New York City is located in the state of New York. Although it gives its name to the state it is not the capital city. It is the largest city in America since 1790 with over 8.2 million residents. For more than a century, it has been one of the world's major centers of commerce and finance. The city is also a major center for foreign affairs, hosting the headquarters of the United Nations.
New York City comprises five boroughs, each of which is coextensive with a county: The Bronx, Brooklyn, Manhattan, Queens and Staten Island. Many of the city's neighborhoods and landmarks are known around the world. The Statue of Liberty greeted millions of immigrants as they came to America in the late 19th and early 20th centuries, at Ellis Island, a small part of which lies within the city. Wall Street, in Lower Manhattan, has been a dominant global financial center since World War II and is home to the New York Stock Exchange. The city has been home to several of the tallest buildings in the world, including the Empire State Building and the twin towers of the World Trade Center, which were destroyed in the September 11, 2001 attacks.

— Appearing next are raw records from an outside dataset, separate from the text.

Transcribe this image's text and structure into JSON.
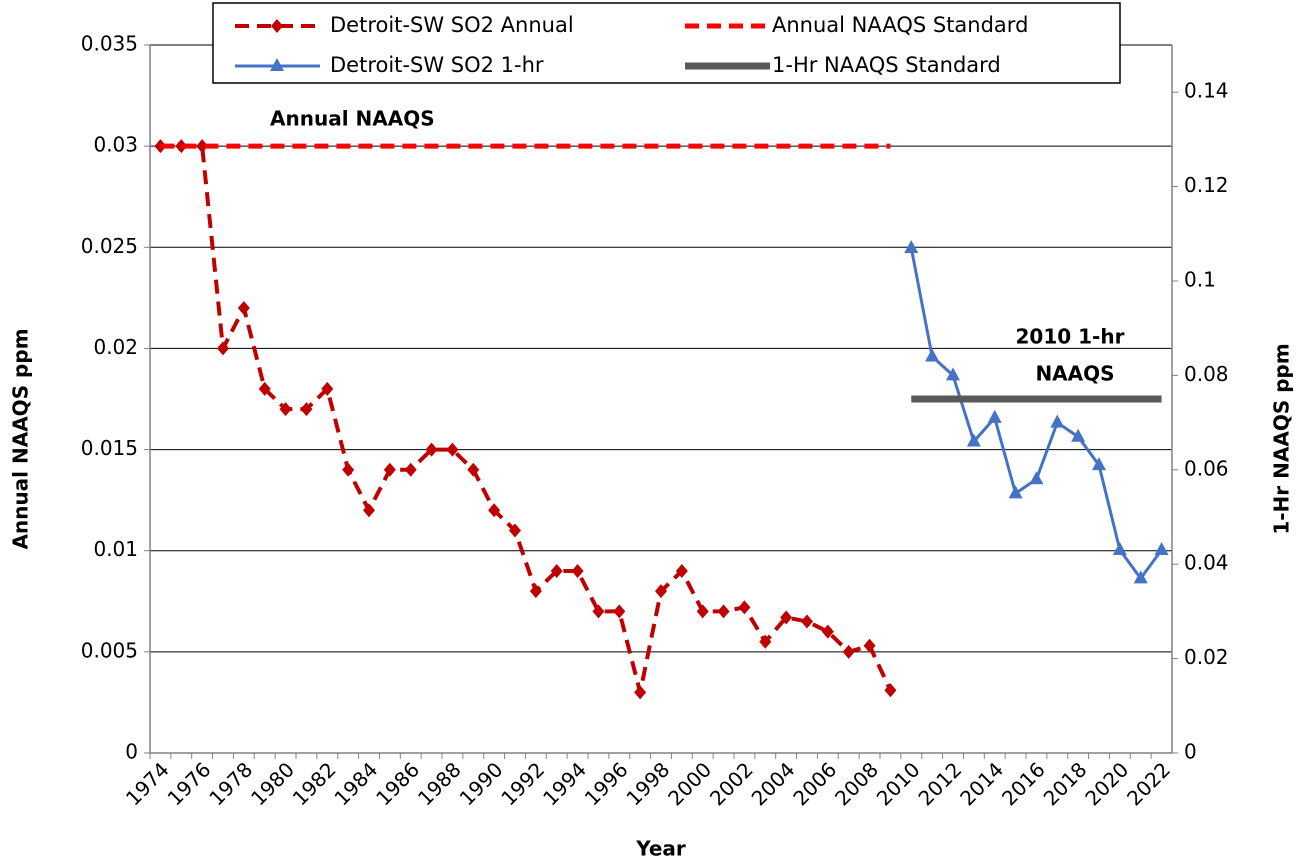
{
  "chart_data": {
    "type": "line",
    "x_label": "Year",
    "y_label": "Annual NAAQS ppm",
    "y2_label": "1-Hr NAAQS ppm",
    "annotations": [
      "Annual    NAAQS",
      "2010 1-hr",
      "NAAQS"
    ],
    "categories": [
      "1974",
      null,
      "1976",
      null,
      "1978",
      null,
      "1980",
      null,
      "1982",
      null,
      "1984",
      null,
      "1986",
      null,
      "1988",
      null,
      "1990",
      null,
      "1992",
      null,
      "1994",
      null,
      "1996",
      null,
      "1998",
      null,
      "2000",
      null,
      "2002",
      null,
      "2004",
      null,
      "2006",
      null,
      "2008",
      null,
      "2010",
      null,
      "2012",
      null,
      "2014",
      null,
      "2016",
      null,
      "2018",
      null,
      "2020",
      null,
      "2022"
    ],
    "ylim": [
      0,
      0.035
    ],
    "yticks": [
      0,
      0.005,
      0.01,
      0.015,
      0.02,
      0.025,
      0.03,
      0.035
    ],
    "y2lim": [
      0,
      0.15
    ],
    "y2ticks": [
      0,
      0.02,
      0.04,
      0.06,
      0.08,
      0.1,
      0.12,
      0.14
    ],
    "grid": true,
    "legend": "top",
    "series": [
      {
        "name": "Detroit-SW SO2 Annual",
        "color": "#c00000",
        "dash": true,
        "marker": "diamond",
        "width": 4,
        "values": [
          0.03,
          0.03,
          0.03,
          0.02,
          0.022,
          0.018,
          0.017,
          0.017,
          0.018,
          0.014,
          0.012,
          0.014,
          0.014,
          0.015,
          0.015,
          0.014,
          0.012,
          0.011,
          0.008,
          0.009,
          0.009,
          0.007,
          0.007,
          0.003,
          0.008,
          0.009,
          0.007,
          0.007,
          0.0072,
          0.0055,
          0.0067,
          0.0065,
          0.006,
          0.005,
          0.0053,
          0.0031,
          null,
          null,
          null,
          null,
          null,
          null,
          null,
          null,
          null,
          null,
          null,
          null,
          null
        ]
      },
      {
        "name": "Annual NAAQS Standard",
        "color": "#ff0000",
        "dash": true,
        "width": 5,
        "values": [
          0.03,
          0.03,
          0.03,
          0.03,
          0.03,
          0.03,
          0.03,
          0.03,
          0.03,
          0.03,
          0.03,
          0.03,
          0.03,
          0.03,
          0.03,
          0.03,
          0.03,
          0.03,
          0.03,
          0.03,
          0.03,
          0.03,
          0.03,
          0.03,
          0.03,
          0.03,
          0.03,
          0.03,
          0.03,
          0.03,
          0.03,
          0.03,
          0.03,
          0.03,
          0.03,
          0.03,
          null,
          null,
          null,
          null,
          null,
          null,
          null,
          null,
          null,
          null,
          null,
          null,
          null
        ]
      },
      {
        "name": "Detroit-SW SO2 1-hr",
        "color": "#4472c4",
        "dash": false,
        "marker": "triangle",
        "width": 3,
        "axis": "y2",
        "values": [
          null,
          null,
          null,
          null,
          null,
          null,
          null,
          null,
          null,
          null,
          null,
          null,
          null,
          null,
          null,
          null,
          null,
          null,
          null,
          null,
          null,
          null,
          null,
          null,
          null,
          null,
          null,
          null,
          null,
          null,
          null,
          null,
          null,
          null,
          null,
          null,
          0.107,
          0.084,
          0.08,
          0.066,
          0.071,
          0.055,
          0.058,
          0.07,
          0.067,
          0.061,
          0.043,
          0.037,
          0.043
        ]
      },
      {
        "name": "1-Hr NAAQS Standard",
        "color": "#595959",
        "dash": false,
        "width": 7,
        "axis": "y2",
        "values": [
          null,
          null,
          null,
          null,
          null,
          null,
          null,
          null,
          null,
          null,
          null,
          null,
          null,
          null,
          null,
          null,
          null,
          null,
          null,
          null,
          null,
          null,
          null,
          null,
          null,
          null,
          null,
          null,
          null,
          null,
          null,
          null,
          null,
          null,
          null,
          null,
          0.075,
          0.075,
          0.075,
          0.075,
          0.075,
          0.075,
          0.075,
          0.075,
          0.075,
          0.075,
          0.075,
          0.075,
          0.075
        ]
      }
    ]
  }
}
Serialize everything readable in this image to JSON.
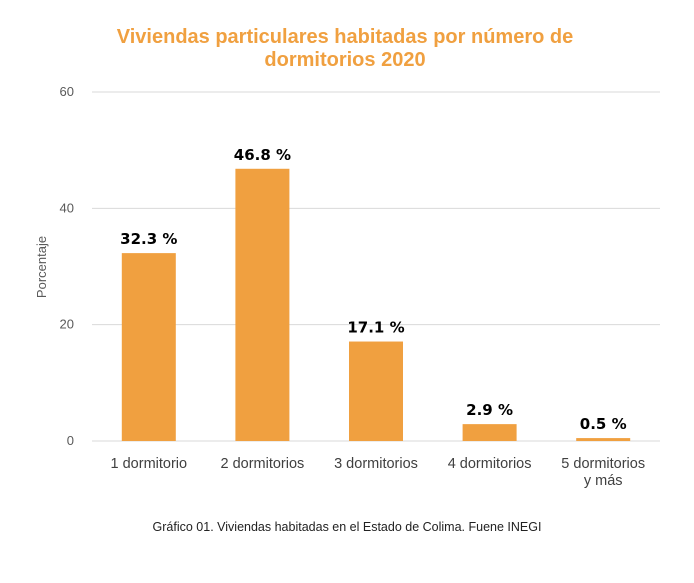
{
  "chart_data": {
    "type": "bar",
    "title": "Viviendas particulares habitadas por número de dormitorios 2020",
    "ylabel": "Porcentaje",
    "xlabel": "",
    "ylim": [
      0,
      60
    ],
    "yticks": [
      0,
      20,
      40,
      60
    ],
    "grid": true,
    "categories": [
      "1 dormitorio",
      "2 dormitorios",
      "3 dormitorios",
      "4 dormitorios",
      "5 dormitorios y más"
    ],
    "category_lines": [
      [
        "1 dormitorio"
      ],
      [
        "2 dormitorios"
      ],
      [
        "3 dormitorios"
      ],
      [
        "4 dormitorios"
      ],
      [
        "5 dormitorios",
        "y más"
      ]
    ],
    "values": [
      32.3,
      46.8,
      17.1,
      2.9,
      0.5
    ],
    "data_labels": [
      "32.3 %",
      "46.8 %",
      "17.1 %",
      "2.9 %",
      "0.5 %"
    ],
    "bar_color": "#f0a040",
    "title_color": "#f0a040"
  },
  "caption": "Gráfico 01. Viviendas habitadas en el Estado de Colima. Fuene INEGI"
}
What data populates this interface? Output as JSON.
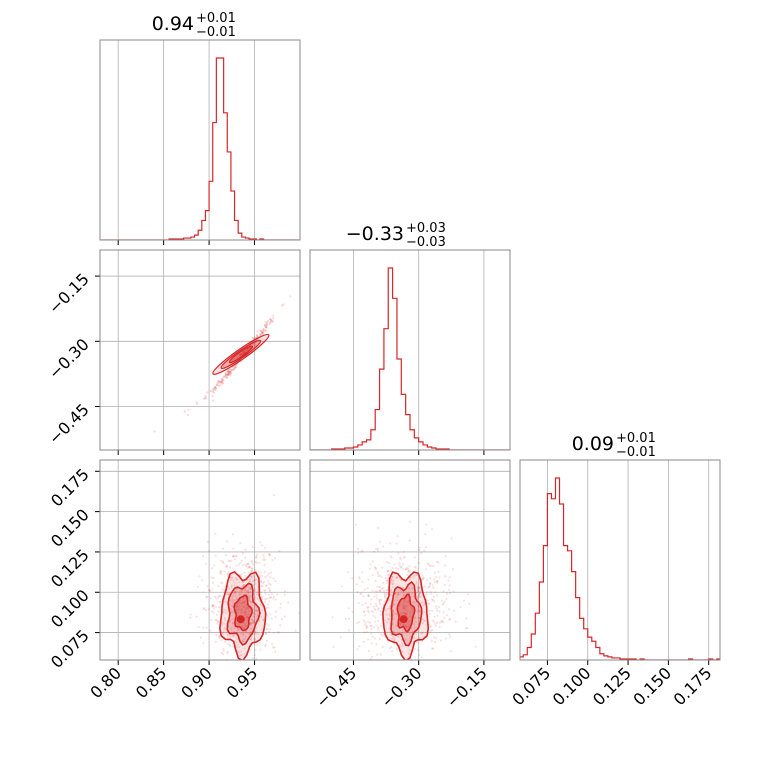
{
  "chart_data": {
    "type": "corner",
    "color": "#d62728",
    "grid": true,
    "parameters": [
      {
        "median_label": "0.94",
        "upper": "+0.01",
        "lower": "−0.01",
        "range": [
          0.78,
          1.0
        ],
        "ticks": [
          0.8,
          0.85,
          0.9,
          0.95
        ],
        "tick_labels": [
          "0.80",
          "0.85",
          "0.90",
          "0.95"
        ]
      },
      {
        "median_label": "−0.33",
        "upper": "+0.03",
        "lower": "−0.03",
        "range": [
          -0.55,
          -0.09
        ],
        "ticks": [
          -0.45,
          -0.3,
          -0.15
        ],
        "tick_labels": [
          "−0.45",
          "−0.30",
          "−0.15"
        ]
      },
      {
        "median_label": "0.09",
        "upper": "+0.01",
        "lower": "−0.01",
        "range": [
          0.058,
          0.182
        ],
        "ticks": [
          0.075,
          0.1,
          0.125,
          0.15,
          0.175
        ],
        "tick_labels": [
          "0.075",
          "0.100",
          "0.125",
          "0.150",
          "0.175"
        ]
      }
    ],
    "histograms": [
      {
        "edges_start": 0.78,
        "bin_width": 0.004,
        "counts": [
          0,
          0,
          0,
          0,
          0,
          0,
          0,
          0,
          0,
          0,
          0,
          0,
          0,
          0,
          0,
          0,
          0,
          0,
          0,
          1,
          1,
          1,
          1,
          2,
          2,
          3,
          5,
          10,
          20,
          30,
          60,
          120,
          186,
          186,
          130,
          90,
          50,
          20,
          7,
          3,
          2,
          1,
          1,
          0,
          1,
          0,
          0,
          0,
          0,
          0,
          0,
          0,
          0,
          0,
          0
        ]
      },
      {
        "edges_start": -0.55,
        "bin_width": 0.01,
        "counts": [
          0,
          0,
          0,
          0,
          0,
          1,
          1,
          1,
          2,
          2,
          3,
          5,
          8,
          10,
          20,
          40,
          80,
          120,
          180,
          150,
          90,
          55,
          35,
          20,
          12,
          8,
          5,
          3,
          2,
          1,
          1,
          1,
          0,
          0,
          0,
          0,
          0,
          0,
          0,
          0,
          0,
          0,
          0,
          0,
          0,
          0,
          0
        ]
      },
      {
        "edges_start": 0.0575,
        "bin_width": 0.0025,
        "counts": [
          3,
          5,
          12,
          25,
          45,
          75,
          110,
          160,
          155,
          175,
          150,
          110,
          105,
          85,
          60,
          40,
          30,
          22,
          18,
          12,
          6,
          4,
          3,
          2,
          2,
          1,
          1,
          1,
          1,
          0,
          1,
          0,
          0,
          0,
          0,
          0,
          0,
          0,
          0,
          0,
          0,
          0,
          1,
          0,
          0,
          0,
          0,
          1,
          0,
          1
        ]
      }
    ],
    "joint": [
      {
        "x_param": 0,
        "y_param": 1,
        "shape": "narrow-correlated",
        "center": [
          0.935,
          -0.33
        ],
        "ridge_points": [
          [
            0.84,
            -0.51
          ],
          [
            0.88,
            -0.46
          ],
          [
            0.91,
            -0.4
          ],
          [
            0.93,
            -0.35
          ],
          [
            0.95,
            -0.3
          ],
          [
            0.97,
            -0.25
          ],
          [
            0.99,
            -0.19
          ]
        ]
      },
      {
        "x_param": 0,
        "y_param": 2,
        "shape": "elliptical",
        "center": [
          0.937,
          0.087
        ],
        "spread": [
          0.013,
          0.009
        ]
      },
      {
        "x_param": 1,
        "y_param": 2,
        "shape": "elliptical",
        "center": [
          -0.33,
          0.087
        ],
        "spread": [
          0.035,
          0.009
        ]
      }
    ]
  }
}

At the time of its European discovery in 1524 by Giovanni da Verrazzano, an Italian explorer in the service of the French crown, the region was inhabited by about 5,000 Lenape Native Americans. European settlement began with the founding of a Dutch fur trading settlement, called New Amsterdam, on the southern tip of Manhattan in 1614. In 1664, the English conquered the city and renamed it "New York" after the English Duke of York and Albany. By 1700, the Lenape population was diminished to 200. New York City grew in importance as a trading port while under British rule. The city emerged as the theater for a series of major battles known as the New York Campaign during the American Revolutionary War. The Continental Congress met in New York City and in 1789 the first President of the United States, George Washington, was inaugurated at Federal Hall on Wall Street.
New York City is located at the mouth of the Hudson River, which feeds into a naturally sheltered harbor and then into the Atlantic Ocean. It has helped the city grow in significance as a trading city. Much of New York is built on the three islands of Manhattan, Staten Island, and Long Island, making land scarce and encouraging a high population density. The Hudson River flows through the Hudson Valley into New York Bay. Between New York City and Troy, New York, the river is an estuary. The Hudson separates the city from New Jersey. The East River, actually a tidal strait, flows from Long Island Sound and separates the Bronx and Manhattan from Long Island. The Harlem River, another tidal strait between the East and Hudson Rivers, separates Manhattan from the Bronx. The city's land has been altered considerably by human intervention, with substantial land reclamation along the waterfronts since Dutch colonial times. Reclamation is most notable in Lower Manhattan, with developments such as Battery Park City in the 1970s and 1980s. Some of the natural variations in topography have been evened out, particularly in Manhattan. The highest point in the city is Todt Hill on Staten Island, which at 409.8 ft above sea level is the highest point on the Eastern Seaboard south of Maine.
Although located at about the same latitude as the much warmer European cities of Naples and Madrid, New York has a humid continental climate resulting from prevailing wind patterns that bring cool air from the interior of the North American continent. New York City has cold winters but the city's coastal position keeps temperatures slightly warmer than inland regions, helping to moderate the amount of snow which averages 25 to 35 inches each year. Spring and autumn in New York City are erratic, and can range from cold and snowy to hot and humid, although they can also be cold or cool and rainy. Summer in New York City is hot and humid.
The city is also known as,
The Big Apple,
The City That Never Sleeps,
The Capital of The World - Novum Caput Mundi, The Empire City,
The City So Nice They Named It Twice.